Rétros­pec­ti­ve­ment je regrette de ne pas avoir prêté plus d’at­ten­tion à l’his­toire pendant mes années collège et lycées. J’échan­ge­rais avec peu d’hé­si­ta­tion une grande partie de ce que j’ai appris en math, physique et svt contre de la commu­ni­ca­tion, du droit, le fonc­tion­ne­ment de nos insti­tu­tions, des bases poli­tiques, de l’ana­lyse des média, de la philo, de la dyna­mique de groupe, quelques bases d’éco­no­mie, quelques bases de négo­cia­tion, de la socio et du déve­lop­pe­ment person­nel.

Même pour exer­cer mon métier tech­nique, ça aurait eu beau­coup plus de valeur.

Si j’osais j’ajou­te­rais même des bases pratiques sur nos admi­nis­tra­tions et services (type caf, sécu, fisca­lité, légi­france, etc.) ainsi que des travaux manuels type plom­be­rie, travail du bois, méca­nique, élec­tri­cité, etc. J’ai eu une partie manuelle pendant mes classes prépa­ra­toires math sup et spé (tour à métaux et soudure à l’arc) mais ce fut tard et très spécia­lisé.


Ça fait beau­coup et il n’est évidem­ment pas ques­tion d’aban­don­ner le 7×8 ni aucun des fonda­men­taux (bon, par contre je ne suis pas certain que savoir ce que H2O signi­fie en fait vrai­ment partie). Il y a plein de compro­mis à faire, pas assez d’heures, déjà trop de temps scolaire. Je réflé­chis à haute voix mais n’ai pas la préten­tion de dire ce que doit être le programme scolaire en détail.


Un autre point est que je valo­rise juste­ment beau­coup ce sur quoi je n’ai pas eu d’éva­lua­tion.

J’ai réflé­chi en philo quand on a eu des cours d’épis­té­mo­lo­gie en école d’in­gé­nieur, peut-être parce que je l’ai abordé autre­ment que scolai­re­ment dans une optique d’exa­men.

J’ai vrai­ment commencé à pouvoir pratiquer l’an­glais dans les études supé­rieures, quand la prof avait pour objec­tif de nous faire nous expri­mer et échan­ger plutôt que noter ma compré­hen­sion de telle ou telle règle, de telle ou telle formule, de tel ou tel voca­bu­laire.

J’ai osé parlé quand on m’a montré que la commu­ni­ca­tion c’était aussi quelque chose qui s’ap­prend et qui s’exerce et pas unique­ment une ques­tion de carac­tère.

J’ai appré­cié les sciences éco et l’ins­truc­tion civique parce qu’il n’y avait litté­ra­le­ment aucun enjeu scolaire pour moi dans ces matières et j’ai écouté plutôt que cher­ché à réus­sir.

J’ai compris des choses sur les groupes et j’ai profité de ces mêmes groupes quand j’ai été mis dans un contexte où il fallait colla­bo­rer sans inter­dic­tion de copier et sans cher­cher une évalua­tion indi­vi­duelle.

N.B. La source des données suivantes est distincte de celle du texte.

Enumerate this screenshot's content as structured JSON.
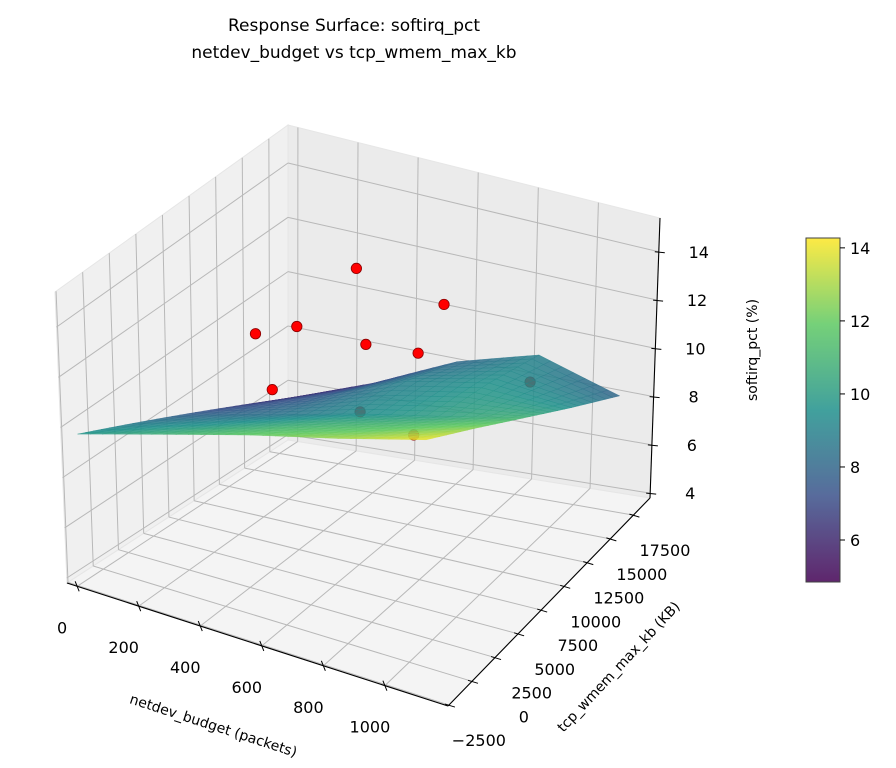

J’ai été perti­nent quand on m’a auto­risé à faire des recherches, à colla­bo­rer, à lire, à comprendre, à me rensei­gner, plutôt à véri­fier si j’avais bien appris ma leçon.

Là dessus je ne sais pas comment ça se passe dans les autres pays mais il y a vrai­ment un truc cassé dans notre système scolaire jusqu’à BAC ou BAC+2.